Against the deep blue of the north Pacific Ocean, somewhere off the coast of California, a 700,000sq kilometre gyre of marine debris particles sits ominously. Accumulated over the course of decades by the natural currents, the Great Pacific garbage patch, as the mass of plastic is described, poses a significant threat to the prosperity of marine life, including the flocks of seabirds that travel through the area, as they ingest hundreds of pieces of plastic, the result of photo-degradation caused by the fibre’s inability to biodegrade like organic debris, and subsequently splits into smaller and smaller particles, right through to the molecular level, where they enter the food chain.

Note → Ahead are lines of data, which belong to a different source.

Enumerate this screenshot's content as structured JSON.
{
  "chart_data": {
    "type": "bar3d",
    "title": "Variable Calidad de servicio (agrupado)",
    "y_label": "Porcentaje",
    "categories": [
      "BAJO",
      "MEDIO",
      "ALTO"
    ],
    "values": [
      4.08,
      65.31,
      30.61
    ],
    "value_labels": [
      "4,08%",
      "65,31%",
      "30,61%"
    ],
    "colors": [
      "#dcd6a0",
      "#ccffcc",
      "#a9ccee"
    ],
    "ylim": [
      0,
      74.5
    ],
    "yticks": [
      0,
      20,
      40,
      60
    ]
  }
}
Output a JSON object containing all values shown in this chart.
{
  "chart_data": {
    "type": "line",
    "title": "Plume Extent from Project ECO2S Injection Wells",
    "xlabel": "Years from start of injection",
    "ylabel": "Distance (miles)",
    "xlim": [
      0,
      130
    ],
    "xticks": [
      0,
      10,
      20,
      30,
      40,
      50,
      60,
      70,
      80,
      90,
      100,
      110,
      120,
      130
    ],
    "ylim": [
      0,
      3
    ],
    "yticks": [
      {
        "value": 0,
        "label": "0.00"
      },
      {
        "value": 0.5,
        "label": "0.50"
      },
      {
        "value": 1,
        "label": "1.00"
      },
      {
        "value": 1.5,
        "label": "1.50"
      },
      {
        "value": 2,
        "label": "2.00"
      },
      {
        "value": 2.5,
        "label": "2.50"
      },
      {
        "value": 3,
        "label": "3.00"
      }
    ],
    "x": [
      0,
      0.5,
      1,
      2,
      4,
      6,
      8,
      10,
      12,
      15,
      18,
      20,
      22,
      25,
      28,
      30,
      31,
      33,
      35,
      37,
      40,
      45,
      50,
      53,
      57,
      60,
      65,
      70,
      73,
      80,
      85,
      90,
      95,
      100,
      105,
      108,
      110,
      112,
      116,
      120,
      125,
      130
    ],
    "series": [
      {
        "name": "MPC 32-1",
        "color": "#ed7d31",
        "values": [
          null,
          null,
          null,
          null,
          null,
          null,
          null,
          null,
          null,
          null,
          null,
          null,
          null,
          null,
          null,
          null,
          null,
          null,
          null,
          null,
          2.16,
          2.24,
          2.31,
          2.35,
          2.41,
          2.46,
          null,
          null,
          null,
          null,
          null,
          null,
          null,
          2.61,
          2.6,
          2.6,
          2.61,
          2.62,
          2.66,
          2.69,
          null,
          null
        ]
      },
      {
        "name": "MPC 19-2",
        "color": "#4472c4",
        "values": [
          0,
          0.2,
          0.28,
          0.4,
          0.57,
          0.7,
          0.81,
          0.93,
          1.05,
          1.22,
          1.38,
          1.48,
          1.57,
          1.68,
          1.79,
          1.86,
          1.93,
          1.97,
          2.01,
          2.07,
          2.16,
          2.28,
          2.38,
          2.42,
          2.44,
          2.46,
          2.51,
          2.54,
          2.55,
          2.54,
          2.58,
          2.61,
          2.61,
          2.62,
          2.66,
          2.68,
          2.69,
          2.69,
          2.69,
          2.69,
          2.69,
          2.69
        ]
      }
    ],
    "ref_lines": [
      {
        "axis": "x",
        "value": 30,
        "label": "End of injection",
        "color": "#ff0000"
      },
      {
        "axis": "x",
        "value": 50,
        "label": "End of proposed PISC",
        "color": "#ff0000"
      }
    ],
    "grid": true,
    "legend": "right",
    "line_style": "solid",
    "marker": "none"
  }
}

Microplastic particles, including microfibres from synthetic clothing and textiles, are now ubiquitous in aquatic and land-based ecosystems across the world. In fact, it is estimated that 0.6-1.7 million tons of microfibres are released into the ocean every year, with new research by the University of Manchester, recently published in Nature Geoscience, finding the number of microplastic pieces in the world’s waterways is vastly greater than originally thought. Without active intervention, the abundance of these <5mm in diameter particles is set to increase as consumption of plastics and man-made fibres in clothing expands to meet demand from a rising world population and increasing regional incomes.
“An effective strategy for consumers to reduce their contribution to microfibre pollution would be to choose garments made from natural fibres.” – DR BEVERLEY HENRY
Microfibres can enter the environment through sources such as fibres shed from synthetic apparel during use and washing, or through other secondary sources, predominantly degradation and fragmentation of larger pieces of synthetic textile waste. While the full extent of the negative impacts of microplastic pollution on aquatic habitats and organisms is yet to be fully understood, the current research suggests physical, chemical and biological impacts are felt throughout the food chain including leaching of toxic chemicals and eventual starvation of host organisms.
Furthermore, fibre-shaped microplastics appear to be of greater environmental consequence than more regular shaped particles due to a tendency for entanglement in the digestive tract that can lead to blockages and a higher chance of compromised growth, reproduction or even starvation. Chemical impacts may also be enhanced since the larger surface area of fibres potentially allows greater sorption of harmful compounds and a higher retention in the gut allows more time for leakage of plastic additives. The full extent of the impact on human health is yet to be known, yet it is largely acknowledged that microplastics may enter the human body through the food chain and drinking water.